Rescinding the FLSA’s teacher exclusion regulation, as NEA argued in the white paper, would validate the hard work of teachers like Patterson by giving them the compensation and respect that they deserve. And increasing the pay of classroom teachers has been shown to have a positive impact on the academic success of students. As one study found, increasing teacher pay by just 10 percent lowers student dropout rates by 3-4 percent. By making sure that teachers are paid appropriately, we can help ensure the success of our future generations. 
 

A LONG OVERDUE STEP

 

Whatever the initial rationale may have been for lumping teachers together with highly compensated lawyers and doctors as excluded from FLSA’s protections, it’s long past time for officials to change this policy.
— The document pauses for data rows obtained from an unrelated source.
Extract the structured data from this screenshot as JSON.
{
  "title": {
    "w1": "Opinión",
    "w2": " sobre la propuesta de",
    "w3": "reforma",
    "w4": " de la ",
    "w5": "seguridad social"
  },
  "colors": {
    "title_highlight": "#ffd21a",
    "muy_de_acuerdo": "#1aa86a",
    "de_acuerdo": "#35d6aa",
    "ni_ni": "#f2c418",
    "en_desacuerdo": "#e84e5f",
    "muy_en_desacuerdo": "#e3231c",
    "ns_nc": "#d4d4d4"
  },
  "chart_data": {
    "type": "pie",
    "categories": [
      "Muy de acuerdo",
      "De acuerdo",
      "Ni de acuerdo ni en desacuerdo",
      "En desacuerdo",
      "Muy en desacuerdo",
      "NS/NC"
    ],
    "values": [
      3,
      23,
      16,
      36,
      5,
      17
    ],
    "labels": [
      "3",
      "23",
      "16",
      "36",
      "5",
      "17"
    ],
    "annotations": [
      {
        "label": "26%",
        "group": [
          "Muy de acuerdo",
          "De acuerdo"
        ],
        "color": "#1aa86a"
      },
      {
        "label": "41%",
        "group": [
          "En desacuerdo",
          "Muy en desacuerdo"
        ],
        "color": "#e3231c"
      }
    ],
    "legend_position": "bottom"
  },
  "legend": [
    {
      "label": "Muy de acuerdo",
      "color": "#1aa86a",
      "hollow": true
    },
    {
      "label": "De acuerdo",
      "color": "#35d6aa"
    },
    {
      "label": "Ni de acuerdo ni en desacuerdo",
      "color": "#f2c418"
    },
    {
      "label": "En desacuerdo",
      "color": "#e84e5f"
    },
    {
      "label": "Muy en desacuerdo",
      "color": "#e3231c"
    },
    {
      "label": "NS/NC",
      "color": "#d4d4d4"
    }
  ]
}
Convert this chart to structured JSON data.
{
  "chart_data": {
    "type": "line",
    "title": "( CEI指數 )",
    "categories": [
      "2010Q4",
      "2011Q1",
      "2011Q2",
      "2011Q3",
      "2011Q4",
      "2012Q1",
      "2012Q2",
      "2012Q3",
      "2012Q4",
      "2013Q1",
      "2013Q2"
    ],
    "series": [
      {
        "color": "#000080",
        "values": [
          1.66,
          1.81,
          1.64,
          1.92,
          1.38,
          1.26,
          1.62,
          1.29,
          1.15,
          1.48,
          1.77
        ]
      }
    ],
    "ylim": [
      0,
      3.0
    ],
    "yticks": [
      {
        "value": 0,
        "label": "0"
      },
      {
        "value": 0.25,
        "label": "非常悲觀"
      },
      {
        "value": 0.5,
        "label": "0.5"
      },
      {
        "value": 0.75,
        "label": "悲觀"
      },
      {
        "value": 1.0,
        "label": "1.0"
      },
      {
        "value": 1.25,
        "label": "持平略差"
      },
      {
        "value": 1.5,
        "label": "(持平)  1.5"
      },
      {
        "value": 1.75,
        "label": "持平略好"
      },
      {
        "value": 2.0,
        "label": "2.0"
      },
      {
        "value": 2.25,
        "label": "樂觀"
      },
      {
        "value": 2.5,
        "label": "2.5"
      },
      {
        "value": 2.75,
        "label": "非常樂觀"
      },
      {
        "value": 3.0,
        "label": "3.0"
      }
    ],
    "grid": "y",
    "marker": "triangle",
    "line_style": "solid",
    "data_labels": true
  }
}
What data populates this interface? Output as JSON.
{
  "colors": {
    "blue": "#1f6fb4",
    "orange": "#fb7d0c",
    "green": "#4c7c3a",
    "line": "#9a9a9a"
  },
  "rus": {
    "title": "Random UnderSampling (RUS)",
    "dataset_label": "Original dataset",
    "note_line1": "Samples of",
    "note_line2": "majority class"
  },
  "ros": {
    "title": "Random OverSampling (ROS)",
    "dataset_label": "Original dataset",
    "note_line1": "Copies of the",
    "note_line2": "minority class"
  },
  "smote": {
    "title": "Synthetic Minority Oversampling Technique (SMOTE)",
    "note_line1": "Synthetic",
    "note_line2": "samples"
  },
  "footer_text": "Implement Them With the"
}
That’s why NEA is committed to making this regulatory change a reality by pushing for the Department of Labor to rescind the FLSA’s outdated teacher exclusion regulation and give teachers access to the same salary protections as similar professionals.

 

Earlier this week, NEA delivered its white paper to Labor Secretary Marty Walsh, along with a letter signed by a coalition of more than 30 labor unions and organizations supporting efforts to rescind the antiquated teacher exclusion regulation. 

 

For too long, overworked and underpaid teachers have stoically tried to balance their professional commitments and their personal lives without receiving the compensation that they deserve. As NEA President Becky Pringle said, ending the FLSA’s teacher exclusion regulation will increase teachers’ pay and “ensure students in every corner of the nation have a qualified teacher in the classroom to guide and mentor them as they realize and achieve their full potential.”